A bottomline-driven approach to product underwriting is how Kotak Mahindra General Insurance Company, one of the newest entrants into the industry, hopes to distinguish itself, Mahesh Balasubramanian, MD and CEO, said.

There are two dozen players in the general insurance industry which has traditionally been topline-driven. Very few make money in underwriting, and more often survive on their investment income. He doesn’t think Kotak General Insurance (KGI) is late in entering what seems like a crowded field.

The ₹1.27 lakh crore industry is set to double in the next four years, he says, and whips out a Rajnikanthism, “Even if I am late, I am the latest!”, to counter the argument that they may have waited too long to enter.

Mahesh says that the performance has been satisfactory in the six operating quarters that have elapsed since the full-fledged commencement of the company’s operations.
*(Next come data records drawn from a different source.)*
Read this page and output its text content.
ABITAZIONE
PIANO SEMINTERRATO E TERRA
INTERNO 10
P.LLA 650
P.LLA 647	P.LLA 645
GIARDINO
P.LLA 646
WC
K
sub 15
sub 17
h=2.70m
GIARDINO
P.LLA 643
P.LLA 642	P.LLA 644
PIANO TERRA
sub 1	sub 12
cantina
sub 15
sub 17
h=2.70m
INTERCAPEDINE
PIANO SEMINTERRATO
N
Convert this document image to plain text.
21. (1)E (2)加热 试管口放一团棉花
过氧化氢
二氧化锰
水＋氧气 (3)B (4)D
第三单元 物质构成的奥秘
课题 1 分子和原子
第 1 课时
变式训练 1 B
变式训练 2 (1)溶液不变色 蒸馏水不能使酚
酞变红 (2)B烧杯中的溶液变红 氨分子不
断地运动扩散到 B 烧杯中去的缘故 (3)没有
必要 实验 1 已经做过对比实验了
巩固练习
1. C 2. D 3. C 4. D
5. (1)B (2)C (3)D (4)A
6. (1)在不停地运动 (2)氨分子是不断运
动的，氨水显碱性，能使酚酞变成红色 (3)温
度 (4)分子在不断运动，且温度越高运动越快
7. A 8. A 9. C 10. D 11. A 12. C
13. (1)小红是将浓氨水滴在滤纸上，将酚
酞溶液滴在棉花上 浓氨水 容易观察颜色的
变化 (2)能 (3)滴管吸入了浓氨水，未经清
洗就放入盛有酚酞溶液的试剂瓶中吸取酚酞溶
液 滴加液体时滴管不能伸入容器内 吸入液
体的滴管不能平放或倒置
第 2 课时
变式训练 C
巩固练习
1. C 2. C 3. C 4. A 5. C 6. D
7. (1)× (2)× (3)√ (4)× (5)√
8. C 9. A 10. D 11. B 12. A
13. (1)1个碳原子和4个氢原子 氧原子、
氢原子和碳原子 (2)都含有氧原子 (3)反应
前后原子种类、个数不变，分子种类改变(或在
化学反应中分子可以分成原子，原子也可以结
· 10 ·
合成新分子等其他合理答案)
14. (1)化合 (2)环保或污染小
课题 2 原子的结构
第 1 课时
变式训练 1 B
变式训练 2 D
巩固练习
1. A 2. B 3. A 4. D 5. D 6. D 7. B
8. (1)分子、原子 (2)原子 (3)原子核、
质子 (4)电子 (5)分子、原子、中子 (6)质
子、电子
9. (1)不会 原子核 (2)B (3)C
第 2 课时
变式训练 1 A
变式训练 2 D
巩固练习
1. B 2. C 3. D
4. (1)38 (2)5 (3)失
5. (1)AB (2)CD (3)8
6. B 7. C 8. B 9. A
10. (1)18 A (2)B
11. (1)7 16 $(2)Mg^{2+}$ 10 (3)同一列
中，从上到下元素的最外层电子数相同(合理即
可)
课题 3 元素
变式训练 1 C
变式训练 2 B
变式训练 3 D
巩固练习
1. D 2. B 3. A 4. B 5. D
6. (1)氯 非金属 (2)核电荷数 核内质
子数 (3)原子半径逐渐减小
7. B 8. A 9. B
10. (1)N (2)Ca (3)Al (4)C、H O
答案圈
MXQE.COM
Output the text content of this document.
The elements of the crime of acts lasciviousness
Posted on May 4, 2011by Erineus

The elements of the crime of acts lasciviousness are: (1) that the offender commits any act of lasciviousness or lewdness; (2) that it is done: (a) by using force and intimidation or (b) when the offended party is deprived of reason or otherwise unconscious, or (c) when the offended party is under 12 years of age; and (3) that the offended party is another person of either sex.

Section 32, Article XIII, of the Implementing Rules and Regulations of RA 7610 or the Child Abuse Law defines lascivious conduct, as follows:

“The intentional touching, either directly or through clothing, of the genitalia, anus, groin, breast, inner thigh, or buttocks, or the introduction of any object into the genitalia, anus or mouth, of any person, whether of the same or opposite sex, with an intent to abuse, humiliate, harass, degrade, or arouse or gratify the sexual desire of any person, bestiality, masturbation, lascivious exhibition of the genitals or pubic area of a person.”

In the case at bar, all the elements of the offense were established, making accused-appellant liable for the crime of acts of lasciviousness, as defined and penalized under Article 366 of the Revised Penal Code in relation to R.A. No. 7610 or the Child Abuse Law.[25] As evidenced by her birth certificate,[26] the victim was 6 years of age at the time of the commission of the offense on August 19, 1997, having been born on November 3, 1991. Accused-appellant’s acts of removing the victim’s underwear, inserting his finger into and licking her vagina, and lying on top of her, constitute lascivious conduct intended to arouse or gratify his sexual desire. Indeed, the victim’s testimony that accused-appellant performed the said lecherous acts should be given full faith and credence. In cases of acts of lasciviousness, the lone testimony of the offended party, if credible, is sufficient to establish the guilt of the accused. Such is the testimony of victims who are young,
Last fiscal (2016-17) was the first full year of operations and KGI generated ₹82 crore of business. This year, in the first half, the company has already done business worth about ₹72 crore. He expects KGI to close the year with a turnover of ₹180-200 crore. About 60 per cent of the business has come from Kotak Bank customers.

Combined ratio

Pointing out that the general insurance business was more about ‘claims settlement’ rather than ‘premium gathering’, Mahesh said that the KGI would aim at keeping the combined ratio (a performance metric that includes claims, acquisition cost and operating costs) under control and bringing it to below 100 per cent at the earliest.
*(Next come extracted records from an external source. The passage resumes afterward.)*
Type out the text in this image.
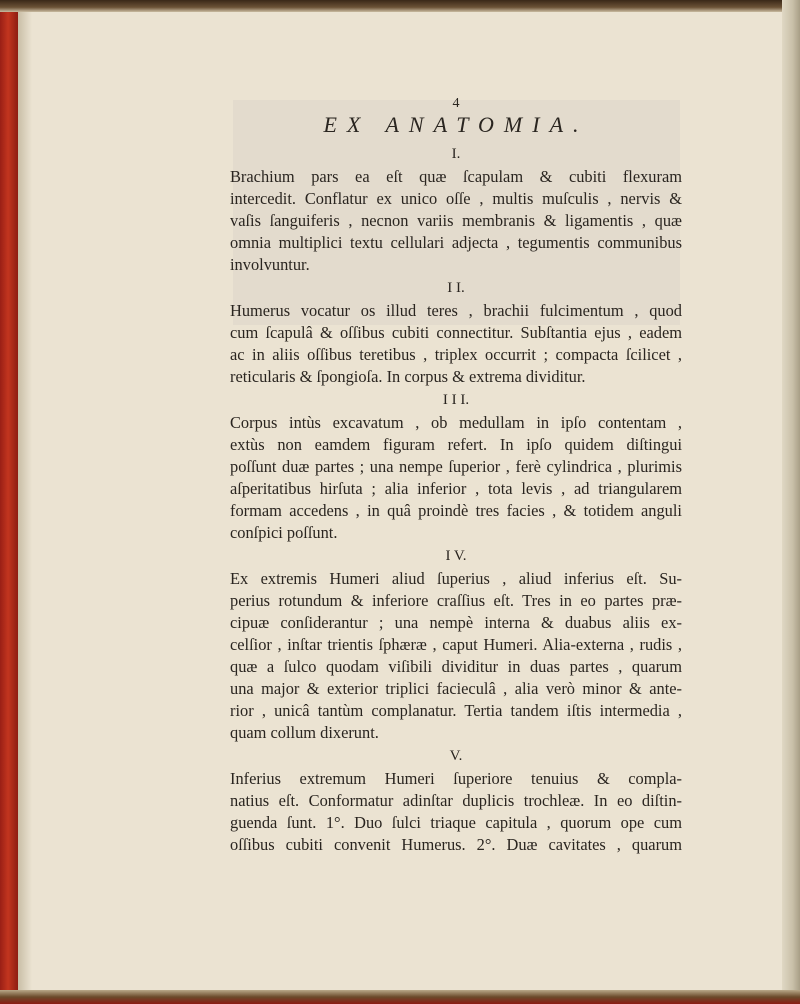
4
EX ANATOMIA.
I.

Brachium pars ea eſt quæ ſcapulam & cubiti flexuram
intercedit. Conflatur ex unico oſſe , multis muſculis , nervis &
vaſis ſanguiferis , necnon variis membranis & ligamentis , quæ
omnia multiplici textu cellulari adjecta , tegumentis communibus
involvuntur.

I I.

Humerus vocatur os illud teres , brachii fulcimentum , quod
cum ſcapulâ & oſſibus cubiti connectitur. Subſtantia ejus , eadem
ac in aliis oſſibus teretibus , triplex occurrit ; compacta ſcilicet ,
reticularis & ſpongioſa. In corpus & extrema dividitur.

I I I.

Corpus intùs excavatum , ob medullam in ipſo contentam ,
extùs non eamdem figuram refert. In ipſo quidem diſtingui
poſſunt duæ partes ; una nempe ſuperior , ferè cylindrica , plurimis
aſperitatibus hirſuta ; alia inferior , tota levis , ad triangularem
formam accedens , in quâ proindè tres facies , & totidem anguli
conſpici poſſunt.

I V.

Ex extremis Humeri aliud ſuperius , aliud inferius eſt. Su-
perius rotundum & inferiore craſſius eſt. Tres in eo partes præ-
cipuæ conſiderantur ; una nempè interna & duabus aliis ex-
celſior , inſtar trientis ſphæræ , caput Humeri. Alia-externa , rudis ,
quæ a ſulco quodam viſibili dividitur in duas partes , quarum
una major & exterior triplici facieculâ , alia verò minor & ante-
rior , unicâ tantùm complanatur. Tertia tandem iſtis intermedia ,
quam collum dixerunt.

V.

Inferius extremum Humeri ſuperiore tenuius & compla-
natius eſt. Conformatur adinſtar duplicis trochleæ. In eo diſtin-
guenda ſunt. 1°. Duo ſulci triaque capitula , quorum ope cum
oſſibus cubiti convenit Humerus. 2°. Duæ cavitates , quarum
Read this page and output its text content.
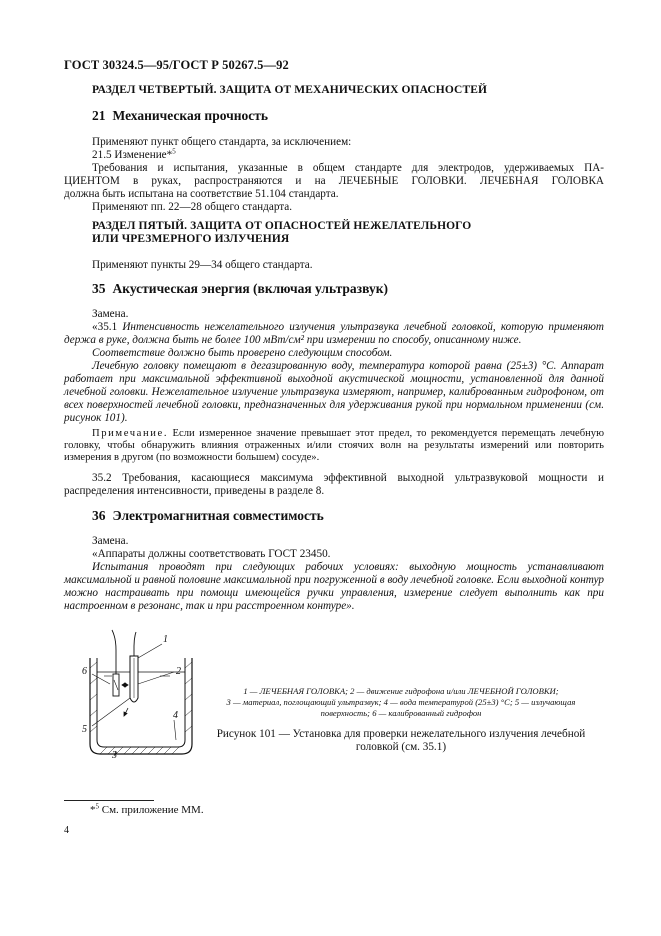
ГОСТ 30324.5—95/ГОСТ Р 50267.5—92
РАЗДЕЛ ЧЕТВЕРТЫЙ. ЗАЩИТА ОТ МЕХАНИЧЕСКИХ ОПАСНОСТЕЙ
21 Механическая прочность

Применяют пункт общего стандарта, за исключением:

21.5 Изменение*$^5$

Требования и испытания, указанные в общем стандарте для электродов, удерживаемых ПА-

ЦИЕНТОМ в руках, распространяются и на ЛЕЧЕБНЫЕ ГОЛОВКИ. ЛЕЧЕБНАЯ ГОЛОВКА

должна быть испытана на соответствие 51.104 стандарта.

Применяют пп. 22—28 общего стандарта.

РАЗДЕЛ ПЯТЫЙ. ЗАЩИТА ОТ ОПАСНОСТЕЙ НЕЖЕЛАТЕЛЬНОГО
ИЛИ ЧРЕЗМЕРНОГО ИЗЛУЧЕНИЯ

Применяют пункты 29—34 общего стандарта.

35 Акустическая энергия (включая ультразвук)

Замена.

«35.1 Интенсивность нежелательного излучения ультразвука лечебной головкой, которую применяют держа в руке, должна быть не более 100 мВт/см² при измерении по способу, описанному ниже.

Соответствие должно быть проверено следующим способом.

Лечебную головку помещают в дегазированную воду, температура которой равна (25±3) °С. Аппарат работает при максимальной эффективной выходной акустической мощности, установленной для данной лечебной головки. Нежелательное излучение ультразвука измеряют, например, калиброванным гидрофоном, от всех поверхностей лечебной головки, предназначенных для удерживания рукой при нормальном применении (см. рисунок 101).

Примечание. Если измеренное значение превышает этот предел, то рекомендуется перемещать лечебную головку, чтобы обнаружить влияния отраженных и/или стоячих волн на результаты измерений или повторить измерения в другом (по возможности большем) сосуде».

35.2 Требования, касающиеся максимума эффективной выходной ультразвуковой мощности и распределения интенсивности, приведены в разделе 8.

36 Электромагнитная совместимость

Замена.

«Аппараты должны соответствовать ГОСТ 23450.

Испытания проводят при следующих рабочих условиях: выходную мощность устанавливают максимальной и равной половине максимальной при погруженной в воду лечебной головке. Если выходной контур можно настраивать при помощи имеющейся ручки управления, измерение следует выполнить как при настроенном в резонанс, так и при расстроенном контуре».

1
2
3
4
5
6
1 — ЛЕЧЕБНАЯ ГОЛОВКА; 2 — движение гидрофона и/или ЛЕЧЕБНОЙ ГОЛОВКИ;
3 — материал, поглощающий ультразвук; 4 — вода температурой (25±3) °С; 5 — излучающая
поверхность; 6 — калиброванный гидрофон
Рисунок 101 — Установка для проверки нежелательного излучения лечебной головкой (см. 35.1)
*$^5$ См. приложение ММ.
4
In the first year, with start-up costs being high, the combined ratio was 145 per cent. It has already been brought down to 131 per cent by the end of the first quarter of the current fiscal, he said.

Focus areas

Mahesh says the focus will be predominantly on motor and health, the two main lines of business in the general insurance industry which are growing at their fastest pace. The emphasis is on having a simple suite of products that are easy to understand and facilitate ease of business, he said.

He was categorical that the company would avoid crop insurance, a segment that saw the maximum growth during the past year. It remains unclear whether the claims experience bears out the viability of the portfolio for the industry. KGI would, therefore, wait a bit more, he said.

There has been a capital infusion of ₹40 crore in the first quarter of this fiscal taking the capital base of the company to ₹175 crore and this should cover the requirements for the immediate future, he said.